• Clément REDON

  • 79220 La Véquière, Surin

  • 06 40 11 61 78

  • 84 Km de Panier de Nos Campagnes

  • Viande de veaux et de bœufs

Clément Redon a choisi de se lancer dans l’élevage en reprenant la ferme familiale, transmise par son grand-père. En 2023, il devient officiellement éleveur et s’investit pleinement dans cette nouvelle activité. Aujourd’hui, il gère seul un troupeau en pleine expansion, passé de 53 à 120 animaux en seulement un an. Installé sur une exploitation de 120 hectares entièrement en prairie, il a fait le choix de la diversité en introduisant des charolaises aux côtés des limousines, la race traditionnelle de la ferme. L’exploitation est conduite en agriculture biologique. Aucun pesticide ni engrais chimique n’est utilisé.
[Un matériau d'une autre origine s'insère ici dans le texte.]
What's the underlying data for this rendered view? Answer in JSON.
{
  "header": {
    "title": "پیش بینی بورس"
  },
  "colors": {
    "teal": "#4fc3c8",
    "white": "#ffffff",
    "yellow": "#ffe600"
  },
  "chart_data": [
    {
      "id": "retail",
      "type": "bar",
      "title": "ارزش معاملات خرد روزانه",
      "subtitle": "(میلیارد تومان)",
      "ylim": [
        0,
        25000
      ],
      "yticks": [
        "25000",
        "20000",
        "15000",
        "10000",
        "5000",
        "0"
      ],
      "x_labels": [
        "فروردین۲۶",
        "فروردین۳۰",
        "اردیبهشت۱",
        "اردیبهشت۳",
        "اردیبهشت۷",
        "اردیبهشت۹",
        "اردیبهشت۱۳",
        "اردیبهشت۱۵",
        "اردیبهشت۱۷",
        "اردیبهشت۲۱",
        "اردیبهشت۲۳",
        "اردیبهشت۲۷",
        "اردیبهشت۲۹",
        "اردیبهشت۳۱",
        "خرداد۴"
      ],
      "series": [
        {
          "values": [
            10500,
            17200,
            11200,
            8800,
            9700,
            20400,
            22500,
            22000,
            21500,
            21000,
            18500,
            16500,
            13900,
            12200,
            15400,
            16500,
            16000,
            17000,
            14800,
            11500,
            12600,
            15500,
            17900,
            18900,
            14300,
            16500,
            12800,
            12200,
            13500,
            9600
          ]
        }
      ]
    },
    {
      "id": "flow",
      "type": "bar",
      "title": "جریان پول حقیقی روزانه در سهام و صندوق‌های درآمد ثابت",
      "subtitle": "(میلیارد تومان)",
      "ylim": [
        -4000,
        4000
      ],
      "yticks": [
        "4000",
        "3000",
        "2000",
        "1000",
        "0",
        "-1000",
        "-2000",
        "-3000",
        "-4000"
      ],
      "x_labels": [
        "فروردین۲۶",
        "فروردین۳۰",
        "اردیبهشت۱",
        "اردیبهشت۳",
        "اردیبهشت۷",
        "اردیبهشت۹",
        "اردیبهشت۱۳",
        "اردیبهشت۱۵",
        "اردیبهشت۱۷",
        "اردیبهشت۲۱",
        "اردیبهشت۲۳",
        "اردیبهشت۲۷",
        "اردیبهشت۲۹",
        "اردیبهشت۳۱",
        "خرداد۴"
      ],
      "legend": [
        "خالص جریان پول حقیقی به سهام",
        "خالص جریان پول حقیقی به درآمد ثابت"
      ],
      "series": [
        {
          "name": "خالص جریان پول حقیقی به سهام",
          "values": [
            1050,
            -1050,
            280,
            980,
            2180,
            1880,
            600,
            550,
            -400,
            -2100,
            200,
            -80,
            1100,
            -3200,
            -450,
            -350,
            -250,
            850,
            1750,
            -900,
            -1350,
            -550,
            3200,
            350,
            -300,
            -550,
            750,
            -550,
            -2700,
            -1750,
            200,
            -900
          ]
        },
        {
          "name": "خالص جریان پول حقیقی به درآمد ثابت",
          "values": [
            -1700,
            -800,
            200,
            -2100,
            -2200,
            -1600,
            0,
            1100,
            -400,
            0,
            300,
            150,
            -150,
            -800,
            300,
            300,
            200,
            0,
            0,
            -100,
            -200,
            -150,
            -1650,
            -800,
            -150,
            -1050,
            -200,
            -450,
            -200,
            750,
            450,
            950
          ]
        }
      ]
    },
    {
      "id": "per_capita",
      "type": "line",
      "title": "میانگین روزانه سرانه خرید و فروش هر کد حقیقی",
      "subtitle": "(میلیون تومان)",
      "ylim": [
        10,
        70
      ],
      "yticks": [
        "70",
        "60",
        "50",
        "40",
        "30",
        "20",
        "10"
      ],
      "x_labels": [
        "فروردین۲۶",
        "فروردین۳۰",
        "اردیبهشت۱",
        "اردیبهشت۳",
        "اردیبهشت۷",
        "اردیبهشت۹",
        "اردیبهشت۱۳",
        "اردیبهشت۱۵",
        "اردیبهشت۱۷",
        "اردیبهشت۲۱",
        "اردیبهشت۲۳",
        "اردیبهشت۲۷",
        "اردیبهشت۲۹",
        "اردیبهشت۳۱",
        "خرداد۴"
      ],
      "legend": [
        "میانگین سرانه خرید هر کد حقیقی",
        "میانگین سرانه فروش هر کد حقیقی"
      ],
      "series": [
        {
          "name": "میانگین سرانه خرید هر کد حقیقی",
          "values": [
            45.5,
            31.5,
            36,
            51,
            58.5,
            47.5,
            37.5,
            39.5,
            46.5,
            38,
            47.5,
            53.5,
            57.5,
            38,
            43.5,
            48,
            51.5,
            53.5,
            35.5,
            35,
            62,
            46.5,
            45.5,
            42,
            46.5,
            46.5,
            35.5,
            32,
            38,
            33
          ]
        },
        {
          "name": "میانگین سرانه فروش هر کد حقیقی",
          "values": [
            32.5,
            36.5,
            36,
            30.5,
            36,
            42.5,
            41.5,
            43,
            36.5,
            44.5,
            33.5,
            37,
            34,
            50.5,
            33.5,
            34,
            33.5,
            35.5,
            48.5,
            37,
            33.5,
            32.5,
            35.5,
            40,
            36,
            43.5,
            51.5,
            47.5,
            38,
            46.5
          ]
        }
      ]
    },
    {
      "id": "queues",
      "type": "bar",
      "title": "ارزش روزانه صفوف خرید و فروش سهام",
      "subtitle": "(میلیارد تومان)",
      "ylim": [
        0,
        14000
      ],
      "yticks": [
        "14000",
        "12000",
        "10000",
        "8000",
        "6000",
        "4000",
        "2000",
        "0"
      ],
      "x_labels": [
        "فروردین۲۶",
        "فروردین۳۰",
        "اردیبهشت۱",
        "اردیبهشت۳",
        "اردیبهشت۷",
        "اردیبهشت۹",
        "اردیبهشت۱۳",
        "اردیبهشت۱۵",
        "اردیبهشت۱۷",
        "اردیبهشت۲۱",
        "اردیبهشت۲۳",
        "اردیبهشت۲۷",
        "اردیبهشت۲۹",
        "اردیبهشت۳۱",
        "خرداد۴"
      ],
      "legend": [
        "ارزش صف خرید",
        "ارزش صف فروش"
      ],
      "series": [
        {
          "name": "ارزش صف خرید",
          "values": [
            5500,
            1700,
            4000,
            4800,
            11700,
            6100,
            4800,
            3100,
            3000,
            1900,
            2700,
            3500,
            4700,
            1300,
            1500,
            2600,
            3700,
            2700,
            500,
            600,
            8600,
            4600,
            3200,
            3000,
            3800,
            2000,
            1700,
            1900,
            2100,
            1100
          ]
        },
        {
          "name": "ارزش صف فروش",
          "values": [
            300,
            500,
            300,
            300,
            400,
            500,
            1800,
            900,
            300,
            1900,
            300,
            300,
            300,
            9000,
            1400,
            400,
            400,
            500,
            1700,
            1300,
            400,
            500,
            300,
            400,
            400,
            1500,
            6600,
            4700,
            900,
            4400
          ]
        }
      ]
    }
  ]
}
Les apports nutritifs aux plantes sont d’origine naturelle, notamment grâce au calcaire. Le fumier utilisé comme fertilisant provient uniquement de l’exploitation elle-même, en conformité avec les exigences du cahier des charges bio.

La production de veaux

Chaque année, environ 60 vêlages ont lieu sur l’exploitation. La gestation dure neuf mois. Pour assurer la reproduction, quatre taureaux sont utilisés, dont un reste toute l’année avec le troupeau. Si ce dernier ne saillit pas ( = ne s’accouple pas ), il est alors engraissé avant d’être vendu.

Les veaux restent aux côtés de leur mère tout au long de leur croissance. Ils sont nourris au lait maternel, complété par de la farine et du foin, selon leurs besoins.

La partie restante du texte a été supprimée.